On ose à peine envisager les conséquences juridiques de l’ectogénése. Cette technique, très en vogue dans les écrits d’un Hermann Müller ou d’un Julian Huxley dans les années 1920 et permettant une gestation artificielle est aujourd’hui exclusivement reléguée au spectre fascisant d’un Meilleur des Mondes. Pour la juriste Marcela Iacub, ce préjugé est absurde : « On pense qu’on ne peut pas aimer un enfant qui n’est pas passé par un corps, c’est faire peu de cas de la paternité ! L’ectogénése fait de la gestation une technique, de même que la gestation pour autrui. On pourrait au contraire enfin débarrasser les femmes de cette charge. D’autres problèmes comme l’avortement seraient dédramatisés car il est toujours plus facile d’avorter une machine qu’une femme.
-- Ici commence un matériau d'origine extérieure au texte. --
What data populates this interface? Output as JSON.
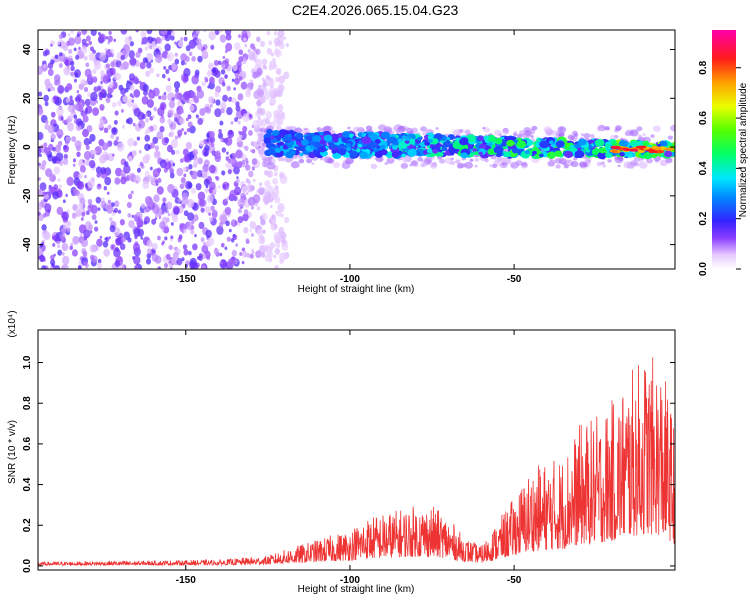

Cela instituerait aussi un rapport symétrique à l’enfant entre l’homme et la femme... Au-delà de contraintes techniques il y va plutôt d’une répugnance d’ordre symbolique : un enfant né de la sorte ne serait pas humain. J’espère qu’il y a des personnes qui pensent autrement... »


 

S’il est vrai que le cas des mères-porteuses ne semble plus autant émouvoir qu’aux débuts de cette AMP, le ventre maternel est toujours autant sanctifié et le choix individuel diabolisé : « On a eu peur de la liberté qui donnait la possibilité de faire des accords, de faire des contrats, de fonder la famille sur la volonté et non pas sur la nature. La nature se met alors à marcher comme une instance limitative, instance tenue pour supérieure à la volonté humaine. On veut centrer la famille autour des femmes, pour qu’elles continuent à s’occuper de la reproduction. Une sorte de victoire à la Pyrrhus, vous avez tous les droits, mais vous avez aussi toutes les charges : les femmes continuent d’être esclaves de la reproduction. On aurait pu en vérité émanciper les femmes de cette tâche de la reproduction. Car telle qu’elle est organisée aujourd’hui, elle est le tombeau des femmes ». Pas le droit pour des homosexuels de fonder une famille ni pour une femme de se professionnaliser son utérus. A peu de choses près, l’histoire féminine coïncide avec une horloge biologique et l’heure à laquelle elle sonne. Être mère c’est le plus grand bonheur d’une vie, une chose naturelle et évidente pour beaucoup de femmes. Gare aux autres, celles pour qui cela représente un calvaire inimaginable, l’expression d’un asservissement rétrograde, ou, plus prosaïquement, une impossibilité biologique.